Your D needs to move on (which you know) but you can’t do her applications for her (which you know) and you can’t “make her” apply to the rest of her colleges.

What you can do is to sit her down and explain that these are her choices: 1–Apply to her one safety school, which likely will take half an hour, tops, since she can reuse most of her Brown application, and deal with the fact that she is most likely going there; 2-- apply to none of her colleges and accept the fact that she is most likely NOT going to college next year and will have to find a job and start the process all over again in the Fall; 3-- apply to all the colleges on her list, i.e. the original plan, and likely have some great choices in April; 4- wait until April and when she is (likely) rejected from Brown, figure out if there are colleges still accepting applications (there usually are) or do a year at community college and live at home.

Her education, her choice, and you support any of them. What she cannot do, is hide in her room and pretend that she will magically head off to college in August without sending in another application because there are zero colleges which allow you to just show up with your XL sheets and laptop and start attending classes without at least sending in a HS transcript and your social security number. That isn’t happening. So since she can’t hide- ask her how you can best help her make one of her 4 choices…

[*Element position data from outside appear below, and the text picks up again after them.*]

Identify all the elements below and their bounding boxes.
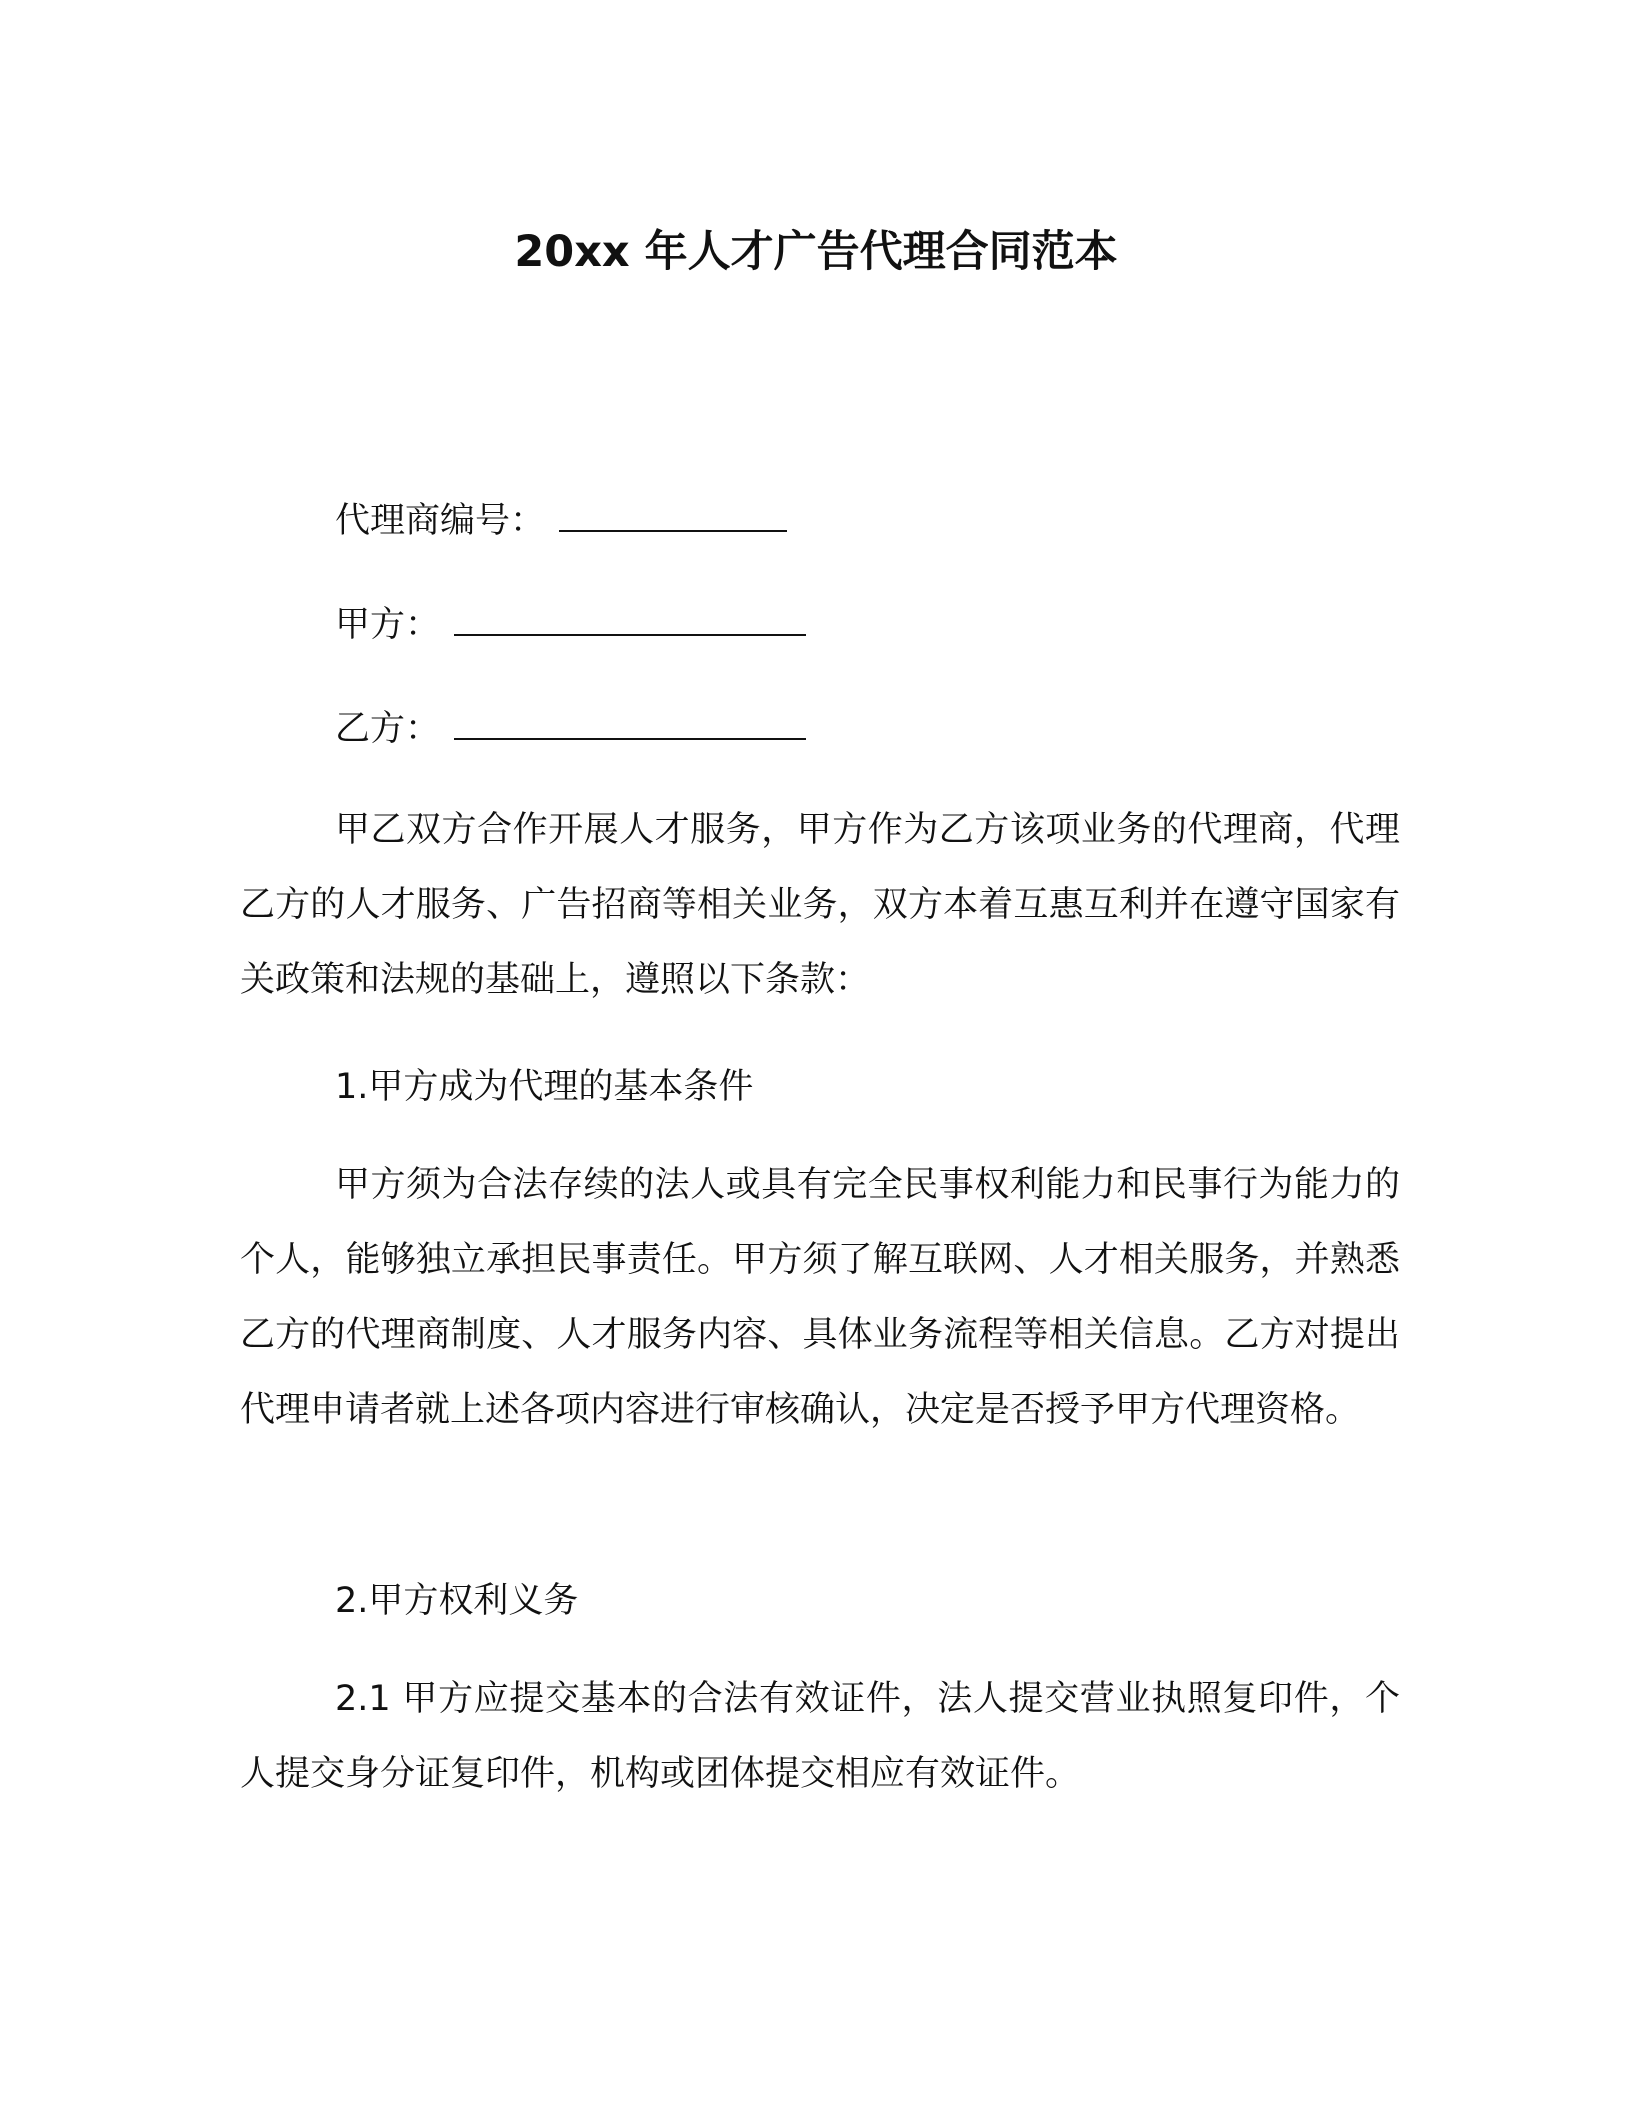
party-b-label: 乙方： — [335, 709, 441, 749]
agent-number-blank[interactable] — [559, 500, 787, 532]
party-b-blank[interactable] — [454, 708, 806, 740]
document-title: 20xx 年人才广告代理合同范本 — [514, 227, 1118, 277]
party-a-blank[interactable] — [454, 604, 806, 636]
agent-number-label: 代理商编号： — [335, 501, 546, 541]
section-1-body: 甲方须为合法存续的法人或具有完全民事权利能力和民事行为能力的个人，能够独立承担民事责任。甲方须了解互联网、人才相关服务，并熟悉乙方的代理商制度、人才服务内容、具体业务流程等相关信息。乙方对提出代理申请者就上述各项内容进行审核确认，决定是否授予甲方代理资格。 — [240, 1165, 1400, 1430]
party-a-field — [335, 600, 806, 650]
section-2-heading: 2.甲方权利义务 — [335, 1581, 579, 1621]
agent-number-field — [335, 496, 787, 546]
party-b-field — [335, 704, 806, 754]
section-2-1-paragraph: 2.1 甲方应提交基本的合法有效证件，法人提交营业执照复印件，个人提交身分证复印件，机构或团体提交相应有效证件。 — [240, 1679, 1400, 1794]
intro-paragraph: 甲乙双方合作开展人才服务，甲方作为乙方该项业务的代理商，代理乙方的人才服务、广告招商等相关业务，双方本着互惠互利并在遵守国家有关政策和法规的基础上，遵照以下条款： — [240, 810, 1400, 1000]
section-1-heading: 1.甲方成为代理的基本条件 — [335, 1067, 754, 1107]
party-a-label: 甲方： — [335, 605, 441, 645]
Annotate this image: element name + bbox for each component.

Hugs. This is a bump in the road.

And if you send your D’s list and her stats, , we can help you figure out if she’s targeting the right schools. I know a lot of Brown hopefuls who end up loving Middlebury, Muhlenberg, Franklin and Marshall, U Vermont, Mt Holyoke… some terrific colleges which are a skootch less competitive for admissions (but your D needs to hustle- it’s New Year’s Eve).

I completely understand your maternal instinct to submit more applications on her behalf. It is natural for us to want to protect our kids. Don’t do it. Your daughter needs to learn resilience - that she can rebound from “failure” on her own.

Any chance that while holed up in her room she was researching and applying to other colleges? Maybe she was, but just didn’t want to admit it?

Sorry you are going through this. I’d be feeling a combination of fury, helplessness and disappointment too if it was my DD. Ultimately you’re going to have to remind her to “bloom where she is planted”. If she does that well enough, she can go to Brown for graduate school. First, insist that pity time is over. Make a new plan. NOW. Life goes on.

Now…regarding Brown.

For now, this student needs to put Brown on the back burner. Maybe an acceptance will come through and maybe not. In the meantime…the options have been clearly spelled out above. Either the STUDENT applies elsewhere…or not.

We know two kids who were tippy top students, and one was a Brown legacy. Neither got accepted to Brown. Both were deferred in the early round. Both went elsewhere to college.

One of these students was class Val, an Eagle Scout, 4.0 unweighted GPA, excellent SAT 2 scores (all 800). Weak link In the application was his CR SAT score which was 650 or so. He had an 800 on the math side.

Second kid (the legacy one) was top 10% of the class, >1500 SAT score, really solid and smart kid.

Both deferred, both rejected.

I don’t know how many deferred applicants at Brown actually end up with an acceptance, but I’m betting the %age is LOW. Brown has tons of very well qualified applicants and it can’t accept all of them.